Leaving that aside, why do people find history more interesting as they grow older? After all, the history didn’t change, rather something about the people did or their perception of history. Think of it this way. When you’re a kid, everything is new and you barely have a chance to think about how or why things are the way they are. You just take it all in. As you get older, if you have any sense, you begin to question, and as you get a lot older you find yourself wondering about the lives of your parents, all the things they never talked about, that which preceded and set the stage for your own birth, your very existence, and you wonder about your grandparents and the things they endured, having fled perhaps a life and society that offered little hope and quite possibly severe dangers—famine, poverty, oppression, or in more distant times having been brought here on a slave ship. Maybe they settled in Montana as pioneers, eeking out a living on the dry eastern plains, living in a hovel made of sod plucked from the prairie, or perhaps your ancestors’ lives consisted of a combination of these trials and challenges.
How, then, were their hearts and minds shaped by such struggles and triumphs, and did they not pass along something of themselves through the years and generations to you?
By way of example, we called Henry Real Bird recently (see pages 17&20) about Crow Fair and learned that his great grandfather helped bring about the first Crow Fair rodeo, which continues to this day (a modern expression of ancient Crow horse culture), a key part of a gathering that brings together various tribes and preserves their old ways for all to behold and appreciate. This is family history, but also American and tribal history, and through it we broaden our horizons by gaining understanding about the lives of others, enriching our own character.
History is also reality, and just as individuals and families have pasts that shape the present and future, so do peoples, towns and nations. Tracing such threads and footsteps back in time then fundamentally reveals who we are by revealing that which has shaped our identity, or the identity of a people.
It is almost bizarre then that history has taken a back seat to other priorities. A great popular historian of our time, who received the Presidential Medal of Freedom, David McCullough, was quoted last year in Brian Bolduc’s Wall Street Journal article Don’t Know Much About History (also the title of a song by the great Sam Cooke). “We’re raising young people who are, by and large, historically illiterate,” McCullough said. “History textbooks,” he went on, “are “badly written...so politically correct as to be comic. Very minor characters that are currently fashionable are given considerable space, whereas people of major consequence (such as inventor Thomas Edison) are given very little space or none at all.”
At an event in October of last year, McCullough remarked, tellingly, that the reason people are taken with his books is because they never learned about the subjects he writes about in school, particularly American History.
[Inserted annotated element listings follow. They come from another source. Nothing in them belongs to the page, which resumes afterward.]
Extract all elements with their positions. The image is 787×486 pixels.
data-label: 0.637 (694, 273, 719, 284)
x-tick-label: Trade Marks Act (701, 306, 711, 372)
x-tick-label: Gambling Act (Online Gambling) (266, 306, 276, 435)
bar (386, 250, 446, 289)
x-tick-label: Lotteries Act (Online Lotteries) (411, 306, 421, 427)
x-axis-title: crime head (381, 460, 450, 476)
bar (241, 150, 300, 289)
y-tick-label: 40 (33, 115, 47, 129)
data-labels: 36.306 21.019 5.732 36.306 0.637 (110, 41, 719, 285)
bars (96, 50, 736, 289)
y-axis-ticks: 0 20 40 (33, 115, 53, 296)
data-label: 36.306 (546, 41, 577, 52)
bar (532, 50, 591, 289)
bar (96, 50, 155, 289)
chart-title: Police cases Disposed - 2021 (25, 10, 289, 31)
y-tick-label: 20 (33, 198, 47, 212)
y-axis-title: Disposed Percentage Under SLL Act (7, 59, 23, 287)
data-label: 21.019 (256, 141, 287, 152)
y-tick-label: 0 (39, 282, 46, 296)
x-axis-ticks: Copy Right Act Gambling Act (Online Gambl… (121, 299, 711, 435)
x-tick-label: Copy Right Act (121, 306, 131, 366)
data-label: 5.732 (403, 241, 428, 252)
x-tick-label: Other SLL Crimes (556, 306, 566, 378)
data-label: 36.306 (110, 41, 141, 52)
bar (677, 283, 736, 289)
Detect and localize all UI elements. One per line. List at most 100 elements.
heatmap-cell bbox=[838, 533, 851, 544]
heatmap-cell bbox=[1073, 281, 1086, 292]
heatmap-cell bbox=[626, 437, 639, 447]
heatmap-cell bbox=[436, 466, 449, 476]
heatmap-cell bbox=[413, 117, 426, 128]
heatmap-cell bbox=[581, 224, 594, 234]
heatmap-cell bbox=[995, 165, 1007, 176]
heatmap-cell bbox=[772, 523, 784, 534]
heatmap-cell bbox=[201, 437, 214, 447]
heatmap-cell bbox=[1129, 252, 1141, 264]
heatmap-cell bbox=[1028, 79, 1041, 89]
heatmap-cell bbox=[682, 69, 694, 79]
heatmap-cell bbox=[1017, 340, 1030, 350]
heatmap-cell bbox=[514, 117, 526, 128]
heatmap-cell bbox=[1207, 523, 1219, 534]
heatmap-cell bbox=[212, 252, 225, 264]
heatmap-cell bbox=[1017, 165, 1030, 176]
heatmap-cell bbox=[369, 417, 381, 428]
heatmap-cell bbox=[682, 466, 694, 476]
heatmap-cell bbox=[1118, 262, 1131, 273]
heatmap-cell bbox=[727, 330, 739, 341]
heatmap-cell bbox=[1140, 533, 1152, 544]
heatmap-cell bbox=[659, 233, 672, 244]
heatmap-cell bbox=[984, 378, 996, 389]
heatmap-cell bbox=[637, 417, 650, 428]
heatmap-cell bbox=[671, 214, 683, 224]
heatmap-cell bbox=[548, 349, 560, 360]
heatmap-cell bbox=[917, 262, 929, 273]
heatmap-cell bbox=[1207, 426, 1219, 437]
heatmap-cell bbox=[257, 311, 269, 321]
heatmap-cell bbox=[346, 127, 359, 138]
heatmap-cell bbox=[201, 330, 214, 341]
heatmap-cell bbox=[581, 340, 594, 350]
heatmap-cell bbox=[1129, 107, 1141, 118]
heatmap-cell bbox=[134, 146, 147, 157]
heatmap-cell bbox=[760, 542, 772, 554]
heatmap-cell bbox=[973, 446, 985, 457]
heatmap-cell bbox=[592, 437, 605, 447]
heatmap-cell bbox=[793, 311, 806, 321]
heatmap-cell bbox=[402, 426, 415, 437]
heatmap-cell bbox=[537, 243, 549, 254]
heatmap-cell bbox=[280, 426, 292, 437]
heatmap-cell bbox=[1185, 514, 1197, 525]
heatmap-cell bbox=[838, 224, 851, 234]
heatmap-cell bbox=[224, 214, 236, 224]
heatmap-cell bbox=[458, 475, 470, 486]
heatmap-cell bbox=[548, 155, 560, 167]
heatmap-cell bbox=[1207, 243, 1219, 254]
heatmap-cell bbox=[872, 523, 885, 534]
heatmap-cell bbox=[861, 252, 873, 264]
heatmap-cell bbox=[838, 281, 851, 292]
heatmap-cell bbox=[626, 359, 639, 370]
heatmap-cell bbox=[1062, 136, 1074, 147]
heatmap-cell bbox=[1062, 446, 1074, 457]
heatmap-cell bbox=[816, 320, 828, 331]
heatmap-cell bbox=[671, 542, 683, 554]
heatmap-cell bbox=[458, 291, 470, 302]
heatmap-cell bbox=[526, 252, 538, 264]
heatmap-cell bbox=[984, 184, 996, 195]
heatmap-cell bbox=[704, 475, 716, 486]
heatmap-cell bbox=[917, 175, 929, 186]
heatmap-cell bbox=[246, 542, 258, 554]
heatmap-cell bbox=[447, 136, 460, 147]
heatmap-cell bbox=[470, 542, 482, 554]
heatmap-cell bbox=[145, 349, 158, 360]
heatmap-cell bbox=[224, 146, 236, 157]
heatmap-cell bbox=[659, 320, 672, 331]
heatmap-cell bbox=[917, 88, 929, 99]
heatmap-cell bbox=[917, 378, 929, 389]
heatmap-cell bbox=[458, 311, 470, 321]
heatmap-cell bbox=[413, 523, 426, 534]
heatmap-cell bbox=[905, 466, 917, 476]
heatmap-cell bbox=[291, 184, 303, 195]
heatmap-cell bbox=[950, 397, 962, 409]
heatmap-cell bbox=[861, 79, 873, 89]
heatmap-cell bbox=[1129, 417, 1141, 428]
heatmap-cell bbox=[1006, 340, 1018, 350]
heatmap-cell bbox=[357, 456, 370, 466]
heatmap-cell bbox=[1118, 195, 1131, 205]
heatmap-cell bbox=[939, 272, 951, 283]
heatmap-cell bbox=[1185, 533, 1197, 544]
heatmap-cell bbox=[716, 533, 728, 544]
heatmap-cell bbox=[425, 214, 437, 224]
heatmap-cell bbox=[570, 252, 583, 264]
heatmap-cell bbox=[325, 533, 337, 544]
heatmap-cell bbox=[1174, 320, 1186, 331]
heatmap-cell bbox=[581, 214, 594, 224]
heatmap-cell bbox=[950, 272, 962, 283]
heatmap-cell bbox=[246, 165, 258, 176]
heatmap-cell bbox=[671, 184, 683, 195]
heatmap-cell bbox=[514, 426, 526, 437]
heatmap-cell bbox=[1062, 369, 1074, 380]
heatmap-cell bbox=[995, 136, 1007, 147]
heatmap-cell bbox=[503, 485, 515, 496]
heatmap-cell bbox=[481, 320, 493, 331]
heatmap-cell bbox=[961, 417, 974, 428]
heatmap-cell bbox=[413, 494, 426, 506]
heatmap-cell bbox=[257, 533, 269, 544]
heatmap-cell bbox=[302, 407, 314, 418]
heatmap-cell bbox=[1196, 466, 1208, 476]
We offer no indictment here of local schools, because we have not researched their curricula, but do offer some advice to students, that they emulate those who discover history later in life, and so that advice is simple—read. Start with McCullough (or some author of your choosing). Choosing your fascinations, you will find that which you discover on your own far more interesting than watching TV or texting, and that as you read and learn you hunger for more (and become a more interesting person). It’s a wonderful way, at any age, to supplement your education. We recommend this especially to high school and college-age students. Instead of leaving your education to others, you might take matters into your own hands, develop your mind and understanding. Reading history (and other subjects) also makes sense if you plan to skip college and work in the trades. Reading on your own, you can attain the equivalent of a liberal arts education or better (without the benefit of a degree, but also without the political baggage of a biased professor). The greatest benefit though is to yourself and your growth as a human being. In this media-centric world, what’s more, you won’t be so easily fooled by slogans and sloppy thinking, not when you’ve come into your own by developing your powers of intellectual discrimination.
Note: In 2008 Common Core published a study that documented the knowledge of history and literature of 17 year-old students in the United States. More than one fourth believed Christopher Columbus sailed for the New World after 1750.
A 2010 National Assessment of Educational Progress study showed only 13 percent of high school seniors had proficiency in American history, only 18 percent of eighth graders, and 22 percent of fourth graders.
McCullough offered this insight: “History is often taught in categories—women’s history, African American history, environmental history—so that many students have no sense of chronology…no idea of what followed what.”